July 17, 2015 — The number of active cell sites decreased for the first time in 2014. And that may be the last decrease for a long time, according to SNL Kagan estimates.
“Driving the contraction was the decommissioning of Nextel locations and the shuttering of redundant sites following the acquisitions of Leap Wireless and MetroPCS by AT&T and T-Mobile US, respectively,” John Fletcher, SNL Kagan senior research analyst, wrote in the firm’s online publication Wireless Investor. “We think the shrinkage will pass. A number of positive events and trends outweigh the temporary lull of carrier consolidation.”
Cell tower growth will be boosted by mobile data growth, spectrum auctions in the AWS-3 and 600-MHz bands, the rollout of FirstNet, and the involvement of Google and DISH Network in the wireless market, according to Fletcher.

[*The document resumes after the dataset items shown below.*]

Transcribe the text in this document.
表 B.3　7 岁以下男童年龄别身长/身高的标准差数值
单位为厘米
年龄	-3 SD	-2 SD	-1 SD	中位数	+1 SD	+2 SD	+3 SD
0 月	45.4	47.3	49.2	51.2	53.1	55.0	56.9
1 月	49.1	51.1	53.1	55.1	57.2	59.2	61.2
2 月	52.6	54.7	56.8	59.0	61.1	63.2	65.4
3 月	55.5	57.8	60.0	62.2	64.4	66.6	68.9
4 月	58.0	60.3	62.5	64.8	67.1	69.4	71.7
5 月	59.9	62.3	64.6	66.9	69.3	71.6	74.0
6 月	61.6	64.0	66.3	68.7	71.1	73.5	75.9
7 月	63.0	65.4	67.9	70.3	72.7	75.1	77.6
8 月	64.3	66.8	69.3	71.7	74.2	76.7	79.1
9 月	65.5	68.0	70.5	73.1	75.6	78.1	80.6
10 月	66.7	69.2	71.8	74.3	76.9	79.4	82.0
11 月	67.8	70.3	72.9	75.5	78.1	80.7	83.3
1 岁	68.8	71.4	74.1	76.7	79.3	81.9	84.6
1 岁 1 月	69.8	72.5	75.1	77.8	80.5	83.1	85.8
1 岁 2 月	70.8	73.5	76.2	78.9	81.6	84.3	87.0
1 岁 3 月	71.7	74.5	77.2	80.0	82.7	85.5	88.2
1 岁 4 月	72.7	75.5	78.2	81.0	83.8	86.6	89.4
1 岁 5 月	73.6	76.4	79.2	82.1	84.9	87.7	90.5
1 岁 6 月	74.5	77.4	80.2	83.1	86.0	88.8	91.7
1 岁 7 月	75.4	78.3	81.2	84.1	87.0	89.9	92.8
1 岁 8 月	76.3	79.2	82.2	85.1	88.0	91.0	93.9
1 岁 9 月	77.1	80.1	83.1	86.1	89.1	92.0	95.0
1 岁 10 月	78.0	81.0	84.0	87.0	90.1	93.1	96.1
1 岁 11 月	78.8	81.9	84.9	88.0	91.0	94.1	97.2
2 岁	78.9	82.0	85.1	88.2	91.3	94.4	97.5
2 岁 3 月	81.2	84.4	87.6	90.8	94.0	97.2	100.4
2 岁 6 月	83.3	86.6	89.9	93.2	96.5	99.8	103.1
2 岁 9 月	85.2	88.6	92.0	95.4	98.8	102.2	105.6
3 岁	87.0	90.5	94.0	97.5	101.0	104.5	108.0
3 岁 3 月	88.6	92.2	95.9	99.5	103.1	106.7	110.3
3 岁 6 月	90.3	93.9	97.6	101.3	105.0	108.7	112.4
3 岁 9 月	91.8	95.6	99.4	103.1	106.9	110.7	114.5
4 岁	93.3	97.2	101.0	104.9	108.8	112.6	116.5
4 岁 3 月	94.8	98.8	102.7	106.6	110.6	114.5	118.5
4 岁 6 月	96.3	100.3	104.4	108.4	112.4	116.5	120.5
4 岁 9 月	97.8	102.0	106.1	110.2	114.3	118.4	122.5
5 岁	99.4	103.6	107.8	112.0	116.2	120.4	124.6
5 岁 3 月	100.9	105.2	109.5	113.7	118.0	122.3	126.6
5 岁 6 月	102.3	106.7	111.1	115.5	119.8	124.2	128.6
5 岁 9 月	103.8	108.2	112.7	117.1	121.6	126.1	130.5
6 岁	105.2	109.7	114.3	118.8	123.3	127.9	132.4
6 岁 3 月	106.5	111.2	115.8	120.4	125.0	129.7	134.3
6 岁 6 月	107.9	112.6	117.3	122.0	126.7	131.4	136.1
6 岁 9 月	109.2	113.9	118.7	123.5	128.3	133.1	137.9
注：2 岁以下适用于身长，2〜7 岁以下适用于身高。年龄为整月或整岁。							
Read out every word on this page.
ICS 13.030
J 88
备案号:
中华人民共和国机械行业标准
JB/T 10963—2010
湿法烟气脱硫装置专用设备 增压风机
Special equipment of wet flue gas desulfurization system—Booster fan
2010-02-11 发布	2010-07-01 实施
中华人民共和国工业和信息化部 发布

“Through 2025, we project towers will grow at a CAGR of 3 percent with sites growing at 3.9 percent,” Fletcher wrote. “Driven by the spike in mobile data use and the other variables, 10 years out the U.S. could have 200,000+ towers and 400,000+ sites in use.”
At the end of 2014, there were 154,941 towers and nearly 300,000 sites active in the United States, compared with 96,852 towers and 242,130 sites in 2008 at the beginning of the 4G build out, according to SNL Kagan estimates. Towers are defined as physical structures, and sites are the carriers’ equipment on those towers. Fletcher believes these growth trends will continue with future generations of wireless.
“Looking back, the United States has experienced a wireless technology upgrade roughly every 10 years since analog 1G premiered in 1984,” Fletcher wrote. “Prior to and following both 3G and 4G commercial launches, tower and site growth spiked, then plateaued. Our forecast for 5G (we think 5G could emerge in the early 2020s) mirrors this pattern.”